The reason we can find such $M_i$ is essentially Löwenheim-Skolem. We just find a small enough $M_{i+1}$ containing both $M_i$ and the realisation which I called $b$. Of course, this $M_{i+1}$ will contain some other noise, but that does not really matter. In particular, in the end $M_\alpha$ will contain more than just a copy of $N$. However, that is no problem, because we are only interested in this copy of $N$ landing in the right spot. That last fact is ensured by $t_\alpha$.
That brings us to your final question, why do we have
$$
f_\alpha \bar{t}_\alpha h = f?
$$
This is important, because it is witnessing that indeed $f_\alpha \bar{t}_\alpha$ is the required embedding $N \to K$ (the above equation shows that $M$ remains fixed). Well, by definition of $\bar{t}_\alpha$ we have $U(\bar{t}_\alpha) = t_\alpha$. So
$$
U(f_\alpha \bar{t}_\alpha h) = U(f_\alpha) t_\alpha U(h) = U(f_\alpha m_{0\alpha}).
$$
Then faithfulness of $U$ gives us that $f_\alpha \bar{t}_\alpha h = f_\alpha m_{0\alpha}$. The right hand side of that equation is by construction equal to $f$ (point 1 of the induction hypothesis).

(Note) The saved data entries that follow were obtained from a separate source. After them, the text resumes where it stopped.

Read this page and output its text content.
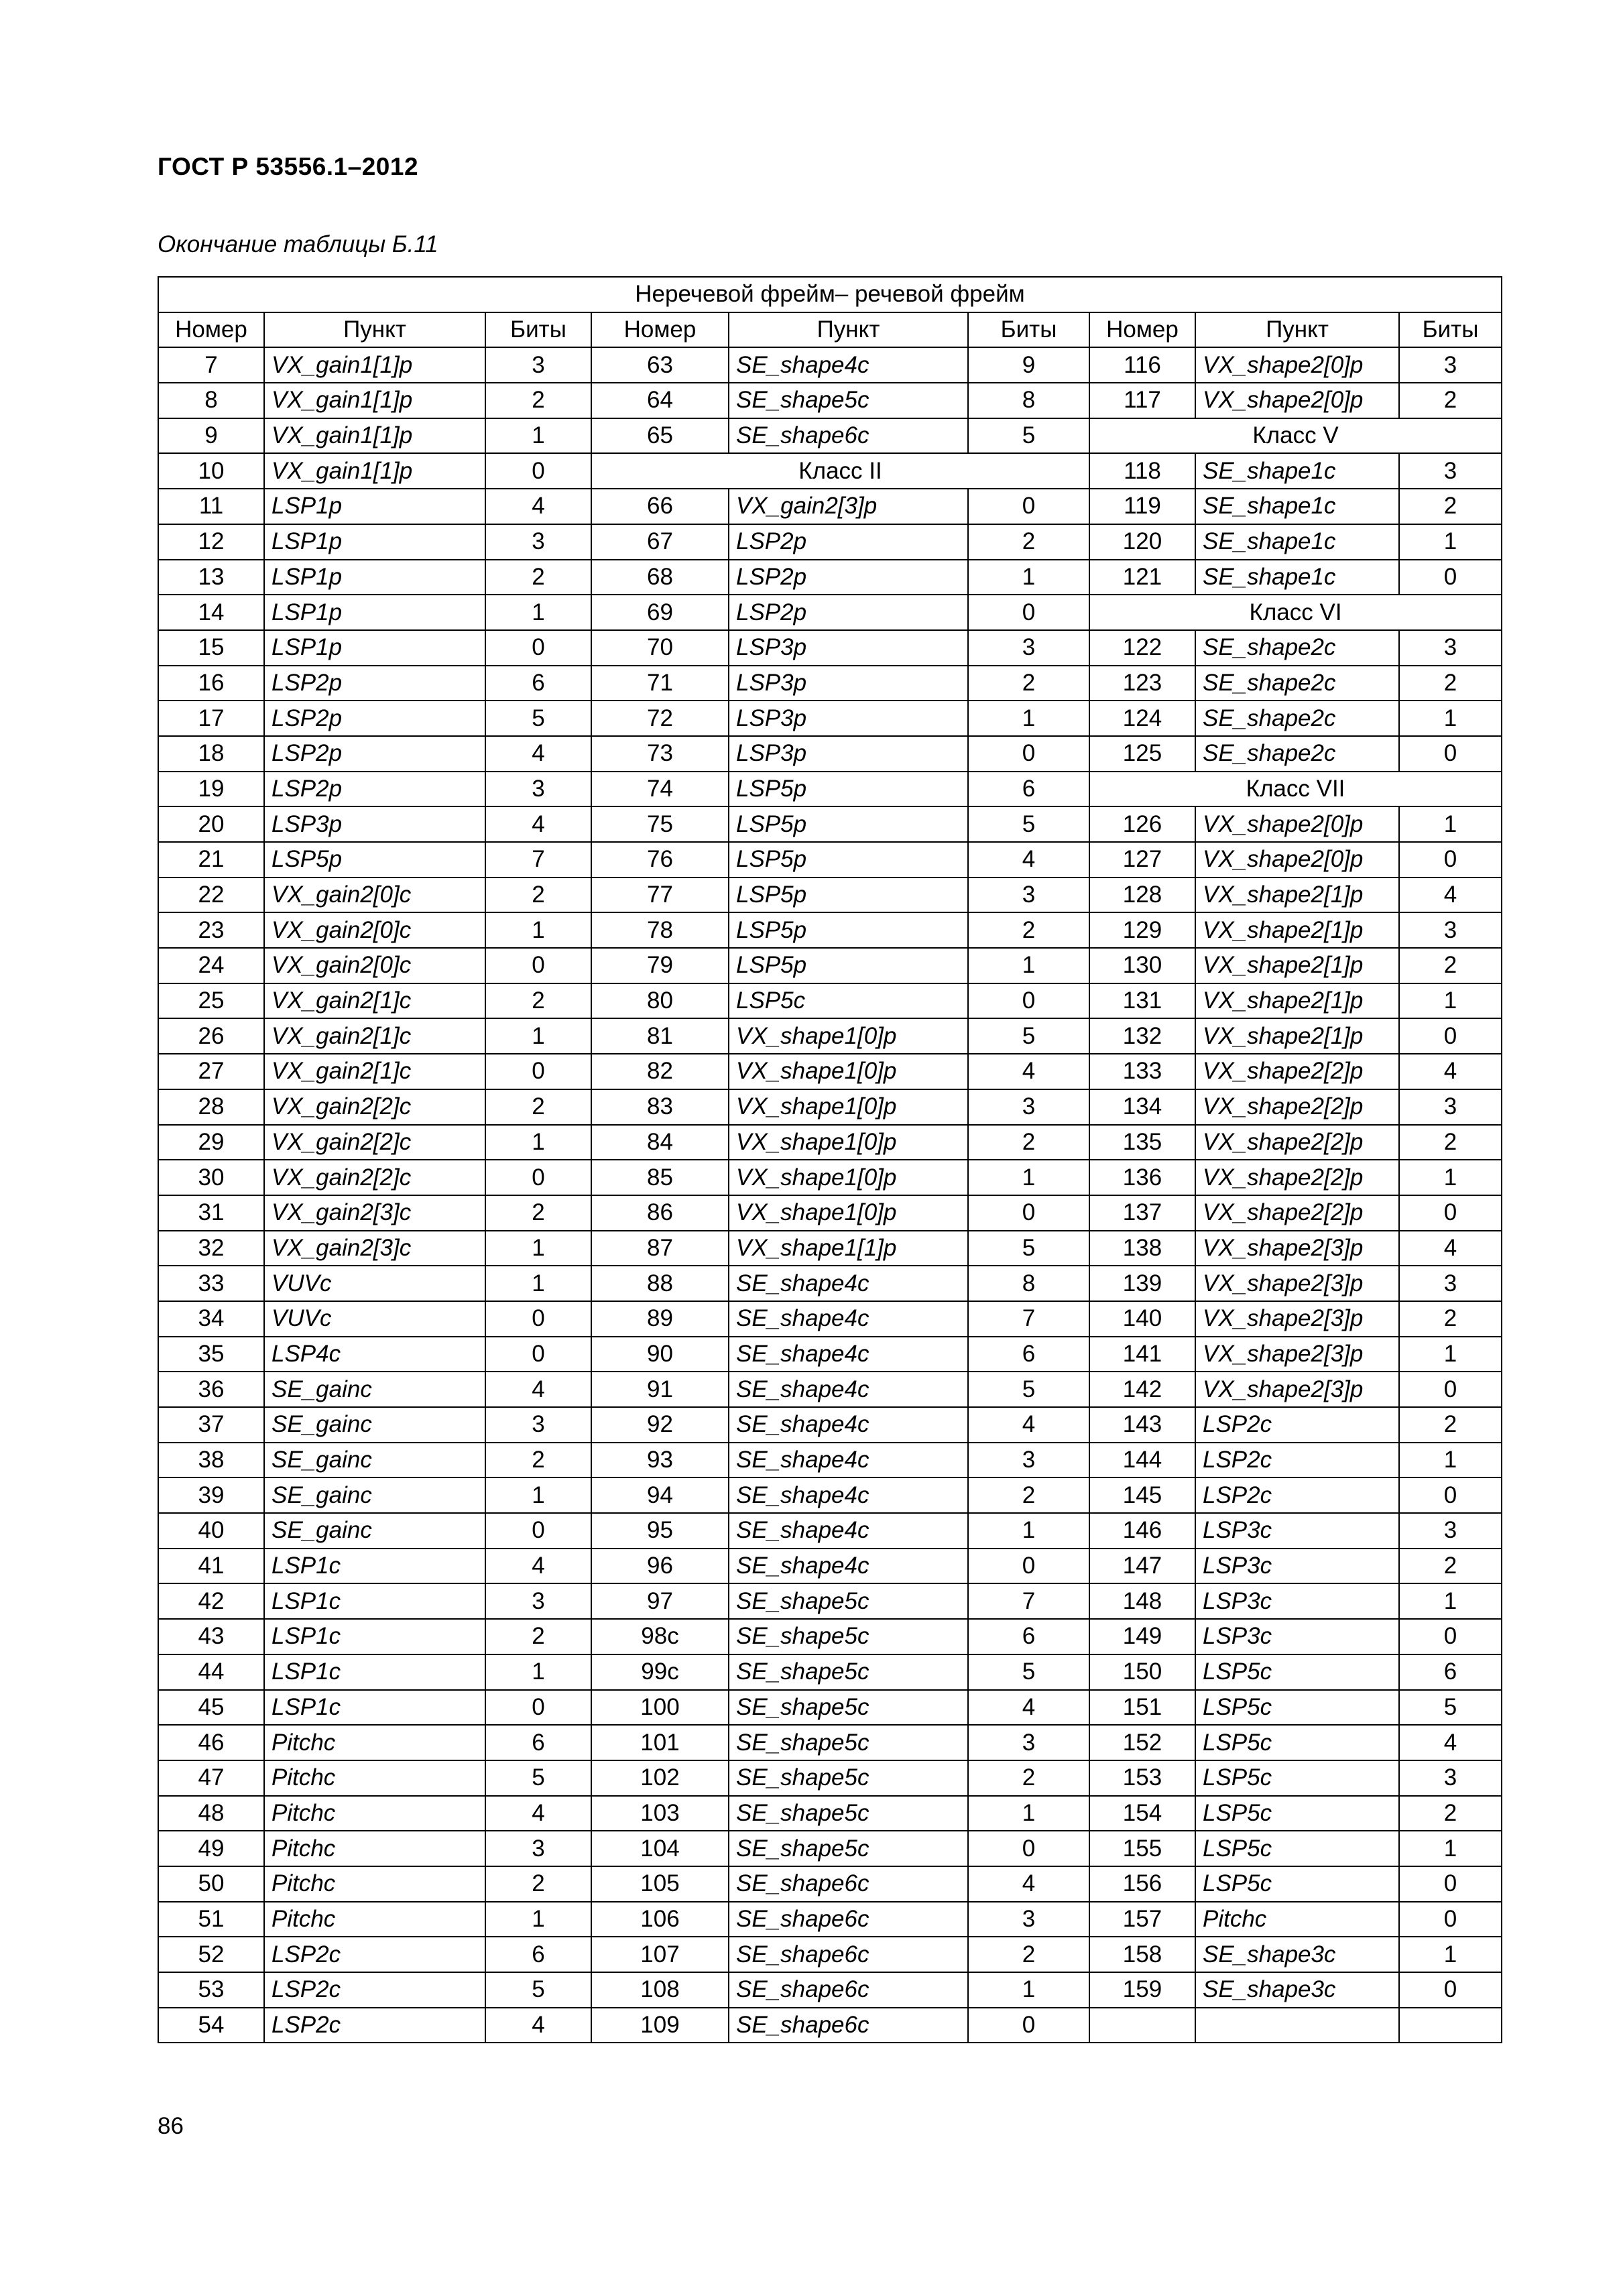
ГОСТ Р 53556.1–2012
Окончание таблицы Б.11
Неречевой фрейм– речевой фрейм								
Номер	Пункт	Биты	Номер	Пункт	Биты	Номер	Пункт	Биты
7	VX_gain1[1]p	3	63	SE_shape4c	9	116	VX_shape2[0]p	3
8	VX_gain1[1]p	2	64	SE_shape5c	8	117	VX_shape2[0]p	2
9	VX_gain1[1]p	1	65	SE_shape6c	5	Класс V		
10	VX_gain1[1]p	0	Класс II			118	SE_shape1c	3
11	LSP1p	4	66	VX_gain2[3]p	0	119	SE_shape1c	2
12	LSP1p	3	67	LSP2p	2	120	SE_shape1c	1
13	LSP1p	2	68	LSP2p	1	121	SE_shape1c	0
14	LSP1p	1	69	LSP2p	0	Класс VI		
15	LSP1p	0	70	LSP3p	3	122	SE_shape2c	3
16	LSP2p	6	71	LSP3p	2	123	SE_shape2c	2
17	LSP2p	5	72	LSP3p	1	124	SE_shape2c	1
18	LSP2p	4	73	LSP3p	0	125	SE_shape2c	0
19	LSP2p	3	74	LSP5p	6	Класс VII		
20	LSP3p	4	75	LSP5p	5	126	VX_shape2[0]p	1
21	LSP5p	7	76	LSP5p	4	127	VX_shape2[0]p	0
22	VX_gain2[0]c	2	77	LSP5p	3	128	VX_shape2[1]p	4
23	VX_gain2[0]c	1	78	LSP5p	2	129	VX_shape2[1]p	3
24	VX_gain2[0]c	0	79	LSP5p	1	130	VX_shape2[1]p	2
25	VX_gain2[1]c	2	80	LSP5c	0	131	VX_shape2[1]p	1
26	VX_gain2[1]c	1	81	VX_shape1[0]p	5	132	VX_shape2[1]p	0
27	VX_gain2[1]c	0	82	VX_shape1[0]p	4	133	VX_shape2[2]p	4
28	VX_gain2[2]c	2	83	VX_shape1[0]p	3	134	VX_shape2[2]p	3
29	VX_gain2[2]c	1	84	VX_shape1[0]p	2	135	VX_shape2[2]p	2
30	VX_gain2[2]c	0	85	VX_shape1[0]p	1	136	VX_shape2[2]p	1
31	VX_gain2[3]c	2	86	VX_shape1[0]p	0	137	VX_shape2[2]p	0
32	VX_gain2[3]c	1	87	VX_shape1[1]p	5	138	VX_shape2[3]p	4
33	VUVc	1	88	SE_shape4c	8	139	VX_shape2[3]p	3
34	VUVc	0	89	SE_shape4c	7	140	VX_shape2[3]p	2
35	LSP4c	0	90	SE_shape4c	6	141	VX_shape2[3]p	1
36	SE_gainc	4	91	SE_shape4c	5	142	VX_shape2[3]p	0
37	SE_gainc	3	92	SE_shape4c	4	143	LSP2c	2
38	SE_gainc	2	93	SE_shape4c	3	144	LSP2c	1
39	SE_gainc	1	94	SE_shape4c	2	145	LSP2c	0
40	SE_gainc	0	95	SE_shape4c	1	146	LSP3c	3
41	LSP1c	4	96	SE_shape4c	0	147	LSP3c	2
42	LSP1c	3	97	SE_shape5c	7	148	LSP3c	1
43	LSP1c	2	98c	SE_shape5c	6	149	LSP3c	0
44	LSP1c	1	99c	SE_shape5c	5	150	LSP5c	6
45	LSP1c	0	100	SE_shape5c	4	151	LSP5c	5
46	Pitchc	6	101	SE_shape5c	3	152	LSP5c	4
47	Pitchc	5	102	SE_shape5c	2	153	LSP5c	3
48	Pitchc	4	103	SE_shape5c	1	154	LSP5c	2
49	Pitchc	3	104	SE_shape5c	0	155	LSP5c	1
50	Pitchc	2	105	SE_shape6c	4	156	LSP5c	0
51	Pitchc	1	106	SE_shape6c	3	157	Pitchc	0
52	LSP2c	6	107	SE_shape6c	2	158	SE_shape3c	1
53	LSP2c	5	108	SE_shape6c	1	159	SE_shape3c	0
54	LSP2c	4	109	SE_shape6c	0			
86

I have not said anything about $L$ or $g_1$ and $g_2$ and the $u_i$. The role of $L$ is that of a monster model, as is also discussed around 2.3 and 2.4 in the paper. They also mention (page 5) that these can be "can typically be written out of proofs, albeit at some cost in length and comprehensibility". I agree, there is no essential reliance on the monster here (this should never really happen). If you would want to get rid of it, and thus of the additional assumption about the existence of certain cardinals, then you would end up constructing a chain $(L_i)_{i < \alpha}$ during your induction as well. Because every time we get an isomorphism $s: L \to L$ now that witnesses equality of Galois types, we would only get some extension $L_i \to L_{i+1}$. It is not hard to make this work, just messy.